Is e-filing a better way to file your taxes?
Americans and the IRS may not agree on everything, but they’re largely on the same page in regards to e-filing individual income tax returns.
The majority of individual income tax returns filed to the IRS are e-filed. E-filing is popular because it’s a win-win for taxpayers and the IRS.
In return, you can find any refund you’re owed faster, particularly if you have it directly deposited into your bank accounts.
However, what about safety? And can electronic filing actually give you access to all of the forms you may need in case you’ve got a intricate tax situation? Are there situations when you can’t e-file? Let us look at the benefits of e-filing, and whether it might be the best filing choice for your needs.
If you’re thinking about e-filing, some of the advantages include:
- Quick affirmation your forms have been obtained: The IRS will confirm a tax filing was received within 24 hours of digital submission. For paper filers, the IRS doesn’t send any acknowledgment that your forms have arrived .
Timely refunds: When you submit a paper filing, it may take six to eight weeks to be given a tax refund. With e-filing, you’ll receive your money in 3 weeks or less. Choosing direct deposit can also speed up the refund procedure.
Reduced likelihood of mistakes: According to the IRS, there is approximately a 1 percent error rate on e-filed yields, compared with a 20% speed of errors on paper filings. The IRS also provides more information on problems discovered on e-filed returns compared with paper returns.
Easy payment procedure: If you owe the IRS money, it is easier to pay at your advantage when you e-file. It’s possible to submit returns early and pay afterwards if necessary, provided that you pay by the April 15 filing deadline. You also have the option to pay your balance by making use of the IRS Immediate pay service from your checking or savings accounts, filing a credit card through a payment processor for a fee, or paying by check or money order. Just be aware delaying payment after the filing due date (typically April 15) can result in penalties and interest.
Digital storage of taxation data: Submitting returns electronically means there is an electronic copy of your tax documents. So if something happens to your paperwork, then you will have a digital backup.
The fantastic news: Most taxpayers do opt to e-file and get those advantages — and the practice of doing so is easy.
The way to e-file a tax return?
- Use IRS Free File: If your adjusted gross income is $72,000 or less you may have the ability to use the IRS Free File program.
- Free File Fillable Types — If your income is more than $72,000 and you are comfortable doing your taxes without help, you can use Free File Fillable Forms from the IRS. The types do the math for you and provide standard guidance. You can only do your federal return with all these kinds.
- Utilize an online tax preparation tax or service software: Tax preparation software and online filing services are alternatives. These choices are a simple way to finish and e-file your forms. Some software suppliers charge for their programs, Some are free.

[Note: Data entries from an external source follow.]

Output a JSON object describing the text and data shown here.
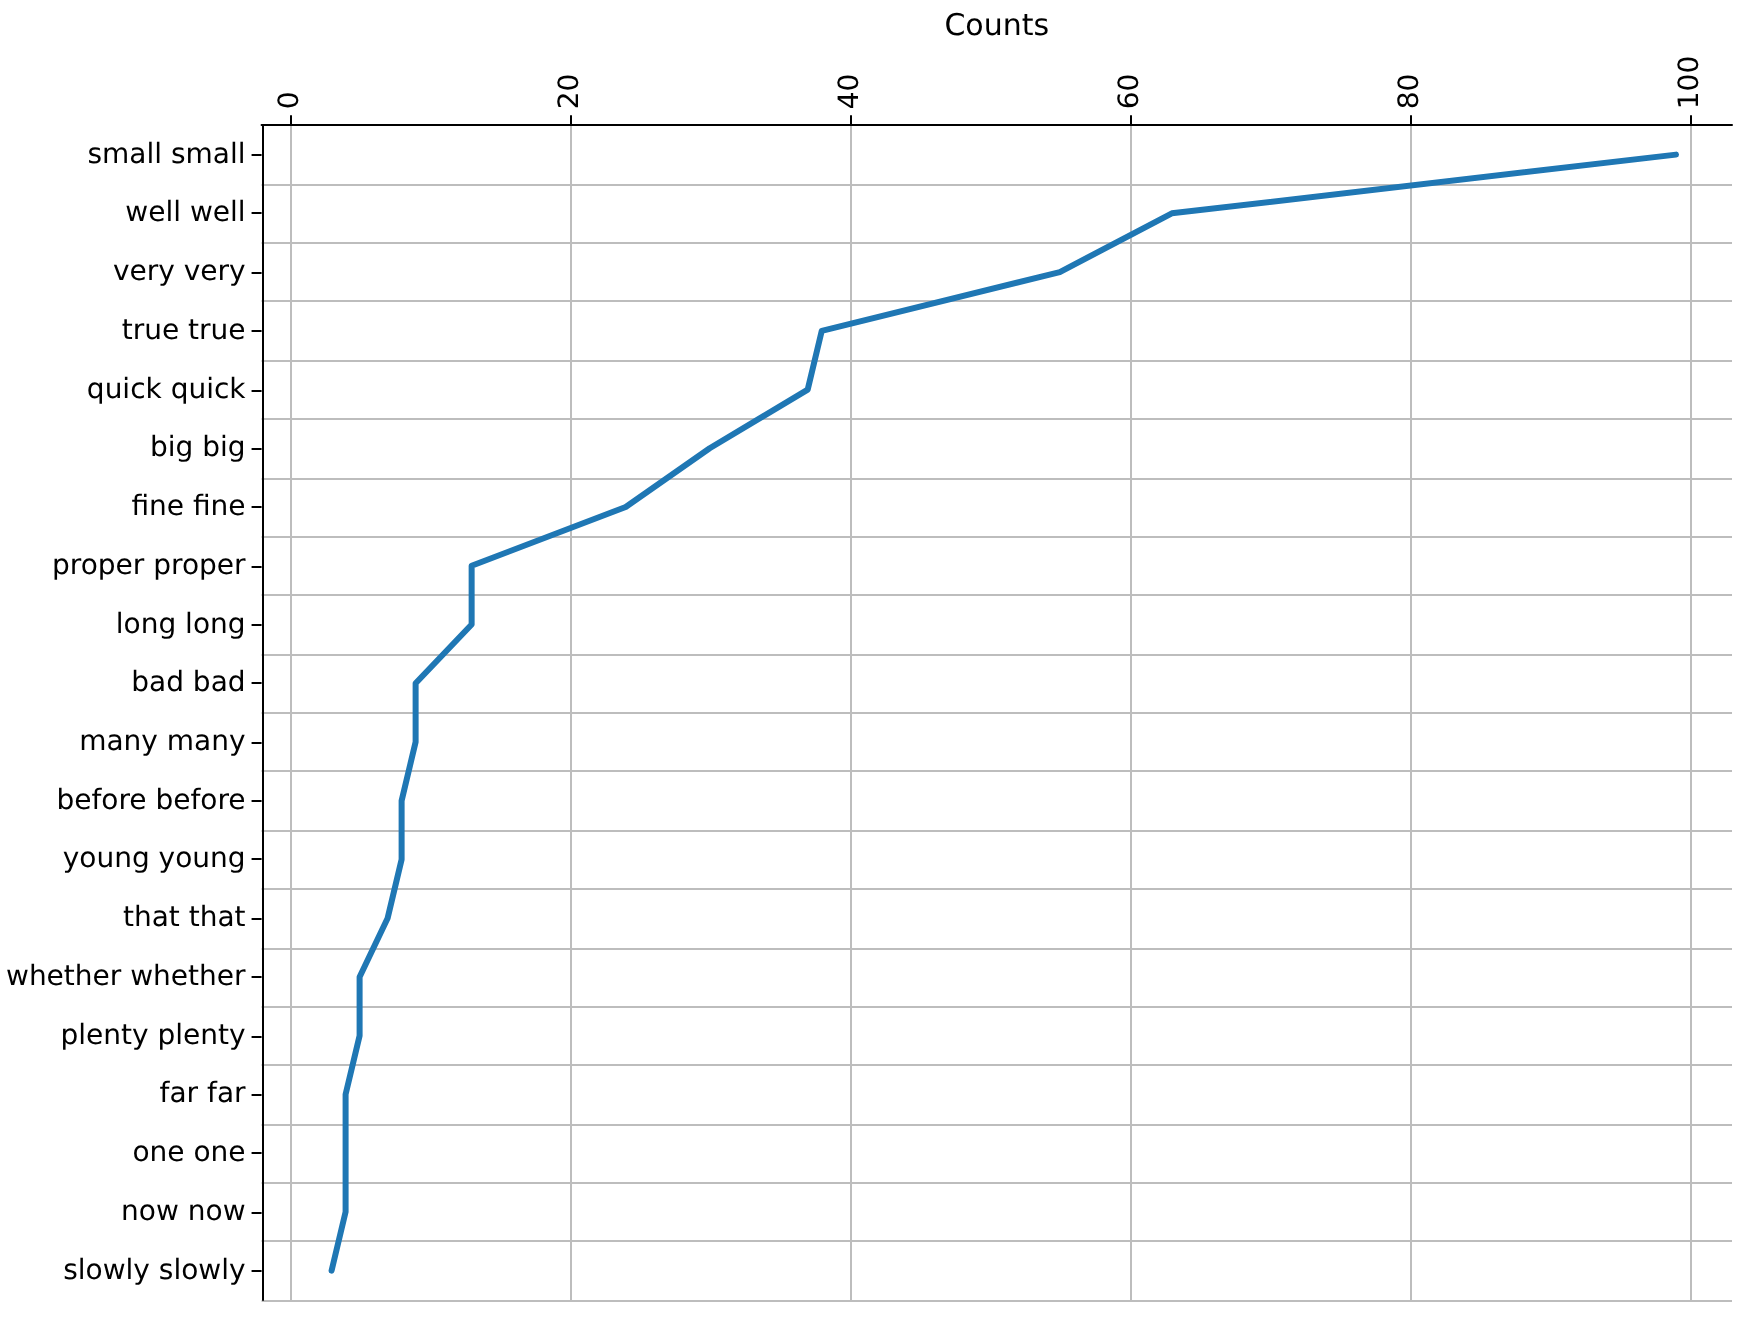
{
  "chart_data": {
    "type": "line",
    "orientation": "horizontal",
    "xlabel": "Counts",
    "categories": [
      "small small",
      "well well",
      "very very",
      "true true",
      "quick quick",
      "big big",
      "fine fine",
      "proper proper",
      "long long",
      "bad bad",
      "many many",
      "before before",
      "young young",
      "that that",
      "whether whether",
      "plenty plenty",
      "far far",
      "one one",
      "now now",
      "slowly slowly"
    ],
    "series": [
      {
        "color": "#1f77b4",
        "values": [
          99,
          63,
          55,
          38,
          37,
          30,
          24,
          13,
          13,
          9,
          9,
          8,
          8,
          7,
          5,
          5,
          4,
          4,
          4,
          3
        ]
      }
    ],
    "xlim": [
      -2,
      103
    ],
    "xticks": [
      0,
      20,
      40,
      60,
      80,
      100
    ],
    "grid": true,
    "marker": "none",
    "line_style": "solid"
  }
}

The software asks you simple questions about your life and finances to steer you through the completion of your types.
- Get free, in-person tax help: In most states, you can find volunteers to help prepare and e-file returns. But eligibility for free aid is typically limited based on earnings, and a few services appeal to particular demographic groups. The IRS maintains a record of authorized providers, but be aware this option is very likely to be the most costly one.
Employing online tax prep software is far and away the preferred approach of most taxpayers. Actually, the IRS says it anticipated over four in five tax returns to be filed through tax return prep software.
Is e-filing really stable?
While e-filing is suitable, you could be worried about security — particularly with all these data breaches. But experts agree this is not an issue that should deter you from e-filing.
“In actuality, it may be more secure than paper filing since you’re sending your personal information through an encrypted system rather than exposing your information in the email.”
Dennis Chow, vice president of information security at SCIS Security, clarifies that the IRS has put safety measures in place to keep your data safe. “Trainers normally use IRS specific APIs that need token sessions,” Chow says. “All this is routed over TLS encrypted connections.”
It’s very important to use a trusted service that will help you file your taxes. Chow advises to not e-file on a public computer or use an online connection which is not confidential.
For many taxpayers, it is sensible to e-file a return since it’s the most convenient way to submit your tax information to the IRS and it allows for timely refunds and effortless payment options. Just make sure that you use tax planning software from a trusted source, so that you may ensure the information which you supply to transmit to the IRS is going to be kept secure.